Sementara Anya sendiri berdiri didepan pintu dengan nafas terengah-engah. Dia mengintip dibalik jendela. Hembusan nafas lega keluar dari hidungnya saat tak melihat siapapun didepan rumahnya.
Maafkan bunda karena mengajakmu berlari, semoga kamu baik-baik saja diperut bunda.
__ADS_1
Anya berjalan kedapur lalu meminum segelas air. Perutnya mulai lapar, dia membuka kulkas dan melihat ada sebuah apel.
Kita makan ini dulu ya, sayang. Nanti sore kita beli makanan.
Miris, ayah dari bayinya hidup enak bahkan mungkin sangat nyaman. Dilihat dari tampilannya saja, sudah jelas jika pria itu bukan orang biasa. Dia adalah orang kaya.
Saat Anya masih sibuk dengan pikirannya, sebuah ketukan pintu membuyarkan lamunannya. Jantungnya berdetak kencang, Anya takut jika yang datang adalah pria tadi. Dengan langkah pelan sambil berjinjit, Anya berjalan menuju depan. Dia mengintip dibalik jendela dan melihat seorang pria berdiri disana, tapi bukan pria yang tadi.
"Maaf, cari siapa ya?", tanya Anya yang sesaat tadi memberanikan diri membuka pintu.
Pria itu tersenyum, "Kamu Anya?", wanita itu mengangguk, " Saya Agung, bisa kita bicara sebentar?."
Anya berfikir sejenak kemudian mengangguk, "Silahkan!."

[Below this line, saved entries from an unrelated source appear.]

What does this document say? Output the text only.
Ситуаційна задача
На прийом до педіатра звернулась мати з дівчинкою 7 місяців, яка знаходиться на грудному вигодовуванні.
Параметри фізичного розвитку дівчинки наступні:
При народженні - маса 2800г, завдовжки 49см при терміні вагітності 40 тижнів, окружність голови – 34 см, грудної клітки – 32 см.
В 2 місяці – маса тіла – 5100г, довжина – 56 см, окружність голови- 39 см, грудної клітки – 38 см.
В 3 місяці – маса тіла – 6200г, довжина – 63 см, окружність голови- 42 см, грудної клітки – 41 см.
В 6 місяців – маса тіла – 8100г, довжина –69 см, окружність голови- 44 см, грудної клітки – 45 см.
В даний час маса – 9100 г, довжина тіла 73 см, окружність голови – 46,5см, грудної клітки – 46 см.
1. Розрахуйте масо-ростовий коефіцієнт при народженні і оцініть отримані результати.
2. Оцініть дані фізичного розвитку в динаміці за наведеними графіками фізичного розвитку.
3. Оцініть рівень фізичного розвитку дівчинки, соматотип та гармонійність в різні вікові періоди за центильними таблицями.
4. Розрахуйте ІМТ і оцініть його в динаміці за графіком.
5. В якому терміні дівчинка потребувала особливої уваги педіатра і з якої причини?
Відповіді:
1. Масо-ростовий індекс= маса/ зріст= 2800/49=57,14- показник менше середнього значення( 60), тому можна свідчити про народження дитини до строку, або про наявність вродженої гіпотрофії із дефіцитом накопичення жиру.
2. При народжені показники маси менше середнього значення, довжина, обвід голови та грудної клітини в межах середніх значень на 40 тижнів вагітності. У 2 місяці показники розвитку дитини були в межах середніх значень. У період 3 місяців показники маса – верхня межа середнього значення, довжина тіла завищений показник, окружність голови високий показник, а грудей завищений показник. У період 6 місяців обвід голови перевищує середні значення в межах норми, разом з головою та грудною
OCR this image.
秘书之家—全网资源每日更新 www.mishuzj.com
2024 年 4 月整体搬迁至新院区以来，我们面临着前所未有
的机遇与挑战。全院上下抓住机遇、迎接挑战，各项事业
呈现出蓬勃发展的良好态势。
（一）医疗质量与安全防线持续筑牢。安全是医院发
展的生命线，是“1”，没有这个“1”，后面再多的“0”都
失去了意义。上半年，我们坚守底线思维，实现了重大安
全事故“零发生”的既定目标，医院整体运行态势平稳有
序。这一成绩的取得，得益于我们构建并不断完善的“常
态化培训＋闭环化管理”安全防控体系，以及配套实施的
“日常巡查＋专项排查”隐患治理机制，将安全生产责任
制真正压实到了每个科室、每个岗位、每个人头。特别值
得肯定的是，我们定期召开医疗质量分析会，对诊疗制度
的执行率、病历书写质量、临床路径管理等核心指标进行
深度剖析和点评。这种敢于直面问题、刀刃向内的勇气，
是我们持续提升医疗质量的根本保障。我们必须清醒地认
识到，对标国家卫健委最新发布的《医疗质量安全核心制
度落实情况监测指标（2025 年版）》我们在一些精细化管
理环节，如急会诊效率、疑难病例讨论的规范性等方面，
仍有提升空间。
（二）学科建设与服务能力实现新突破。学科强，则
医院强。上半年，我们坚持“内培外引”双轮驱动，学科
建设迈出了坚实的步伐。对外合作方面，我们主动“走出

Agung mengamati rumah Anya, tidak ada yang istimewa. Hanya ada beberapa foto usang yang terpasang didinding ruang tamu.
"Silahkan duduk!."
Agung mendudukkan pantatnya di kursi kayu yang jauh dari kata nyaman. Dia menatap Anya sekilas, merasa iba pada wanita didepannya.
Anya masuk kedalam rumah, dan keluar dengan nampan berisi teh diatasnya.
"Silahkan diminum tuan!."
Lagi-lagi Agung tersenyum, "Terima kasih!."
"Jadi, siapa anda sebenarnya? Dan apa tujuan anda menemui saya!."
Agung kembali menatap Anya, dan terdiam sejenak, "Saya adalah papa dari pria yang menodai kamu. Dan saya tahu, saat ini kamu sedang mengandung cucu saya!."
Deg
Wajah Anya memucat, tubuhnya terasa lemas. Apa yang akan pria ini lakukan padanya. Tidak, Anya tidak mau kehilangan bayinya. "A-apa maksud anda tuan? Saya tidak mengerti apa yang anda ucapkan!."
Agung tersenyum, "Kamu mengerti, bahkan sangat mengerti maksud saya!."
Anya menunduk sambil meremas jari-jarinya.
"Saya tidak akan meminta pertanggung jawaban putra anda. Saya juga tidak akan mengusik rumah tangganya. Tapi tolong, jangan melenyapkan bayi saya!", pinta Anya
Agung menatap wajah Anya yang diliputi ketakutan. Apa wanita ini berfikiran dia akan melenyapkan bayi dalam kandungannya?.
"Jangan salah paham. Kedatangan saya bukan untuk melenyapkan bayi kamu. Saya masih punya hati nurani, tidak mungkin saya membunuh cucu saya sendiri. Saya datang untuk membawa kamu menemui putra saya. Bagaimanapun, dia harus bertanggung jawab!!",
"TIDAK! SAYA TIDAK MAU TANGGUNG JAWAB APAPUN DARI PRIA BA*INGAN ITU!!!."